Curate — Speculate: Indian Contemporary Art and the Socio-Ecological Contingency

There are a range of art practices that document, address, thematize and/or respond to a matrix of socio-ecological issues. The dyadic relationship between conditions of chronic precarity and its transference into art and its visibility is layered, twisted and inherently complex. Many curatorial interventions are a generative attempt to redress this imbalance and enable meaningful engagement and experiences. However, there are cases when the curative control denatures the individual stances in the process of fine-tuning a collective voice. Are artistic practices and curating adding layers of structure and civility to our understanding of the hinterland, or are they actually creating an awareness about the hinterland surrounded by a hyper-stimulated civilization? A large percentage of India’s population lives in the rural areas and is dependent on agriculture for their livelihood. According to the 2011 census, 69 percent of the population derives its sustenance from farming[1]. Indian agriculture is heavily dependent on the monsoon and the unforeseen vagaries of nature make the farmers extremely vulnerable to debt traps. Climate crisis therefore, is one of the major contributors to agrarian crisis, and adds agency to eco-sustainability issues.

Rooted in regional, topographical and material realities, artists along with curators, serve as connectors and catalysts in voicing matters of socio-ecological contingency.
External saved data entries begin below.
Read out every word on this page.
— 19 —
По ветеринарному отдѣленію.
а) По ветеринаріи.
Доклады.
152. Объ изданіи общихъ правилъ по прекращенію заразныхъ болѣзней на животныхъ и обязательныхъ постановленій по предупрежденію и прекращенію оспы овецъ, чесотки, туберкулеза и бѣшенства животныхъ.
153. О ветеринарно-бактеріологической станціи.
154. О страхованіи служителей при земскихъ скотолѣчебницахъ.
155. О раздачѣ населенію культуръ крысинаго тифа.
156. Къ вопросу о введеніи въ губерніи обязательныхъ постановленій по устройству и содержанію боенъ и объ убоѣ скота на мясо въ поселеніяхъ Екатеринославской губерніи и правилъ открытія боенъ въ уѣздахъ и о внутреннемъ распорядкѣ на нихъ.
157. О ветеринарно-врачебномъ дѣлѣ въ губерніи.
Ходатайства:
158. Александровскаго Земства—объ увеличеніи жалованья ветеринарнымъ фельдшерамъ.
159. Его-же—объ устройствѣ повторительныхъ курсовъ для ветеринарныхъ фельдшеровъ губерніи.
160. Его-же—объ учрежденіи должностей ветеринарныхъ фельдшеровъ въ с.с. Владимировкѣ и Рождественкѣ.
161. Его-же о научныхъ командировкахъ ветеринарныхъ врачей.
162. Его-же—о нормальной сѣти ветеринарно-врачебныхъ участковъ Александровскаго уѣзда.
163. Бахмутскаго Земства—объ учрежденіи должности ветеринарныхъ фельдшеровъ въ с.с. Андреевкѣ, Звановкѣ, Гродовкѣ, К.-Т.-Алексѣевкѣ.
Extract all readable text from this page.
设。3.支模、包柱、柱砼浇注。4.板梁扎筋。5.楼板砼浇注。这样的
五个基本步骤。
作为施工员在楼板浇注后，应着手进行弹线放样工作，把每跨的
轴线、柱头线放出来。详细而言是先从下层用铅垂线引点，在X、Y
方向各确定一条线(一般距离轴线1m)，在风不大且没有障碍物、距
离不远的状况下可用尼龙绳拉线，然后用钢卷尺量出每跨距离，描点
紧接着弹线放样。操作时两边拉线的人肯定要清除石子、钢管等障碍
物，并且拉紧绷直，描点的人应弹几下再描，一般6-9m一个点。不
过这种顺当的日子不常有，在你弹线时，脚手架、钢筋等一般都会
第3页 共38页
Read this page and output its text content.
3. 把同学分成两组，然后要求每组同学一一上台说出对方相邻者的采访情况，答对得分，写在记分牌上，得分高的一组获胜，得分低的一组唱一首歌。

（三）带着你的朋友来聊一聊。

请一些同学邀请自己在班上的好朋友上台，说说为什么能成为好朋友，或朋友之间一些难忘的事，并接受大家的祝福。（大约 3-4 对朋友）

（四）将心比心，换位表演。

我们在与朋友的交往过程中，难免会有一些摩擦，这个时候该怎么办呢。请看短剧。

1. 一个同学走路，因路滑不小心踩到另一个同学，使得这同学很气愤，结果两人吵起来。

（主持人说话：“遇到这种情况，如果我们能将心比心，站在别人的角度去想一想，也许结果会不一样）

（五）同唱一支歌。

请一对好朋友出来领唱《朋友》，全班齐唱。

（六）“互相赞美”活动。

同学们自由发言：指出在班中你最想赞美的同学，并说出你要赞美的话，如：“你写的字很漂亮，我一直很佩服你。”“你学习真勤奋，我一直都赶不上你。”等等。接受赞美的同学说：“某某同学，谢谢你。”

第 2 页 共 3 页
Two recent exhibitions that opened simultaneously in Delhi offered a rather wide and entangled spectrum of artistic practices that were irreverent and interrogative in spirit, but lumbered in their own precautions and excesses––the inherent dilemma of negotiations. The first exhibition Sustaina India––organized by artist duo Thukral & Tagra along with curator Srinivas Aditya Mopidevi––opened at Bikaner House, central Delhi, strategically overlapping with the India Art Fair earlier this year. The exhibition was conceptualized by a sustainability think tank, Council on Energy, Environment and Water (CEEW), and stemmed from ‘the urgency to catalyze pollinations across art, science and policy-making. Sustaina India mobilized creators to integrate decentralized climate awareness and sustainability conversations into the cultural fabric of India and beyond’[2]. Hosting artistic interventions of eleven artists the space not only offered immersive, sensory and tactile experiences, but also served itself as a derivative of sustainable solutions to exhibition-making, by employing display panels made from crop-residue, soy-based inks and eco-friendly paints. In the present times, when most contemporary art exhibitions are emblematic of theatricalizing issues of social awareness, the Sustaina India exhibition chose to problematize their own position in relation to material entanglement and uncover potential solutions.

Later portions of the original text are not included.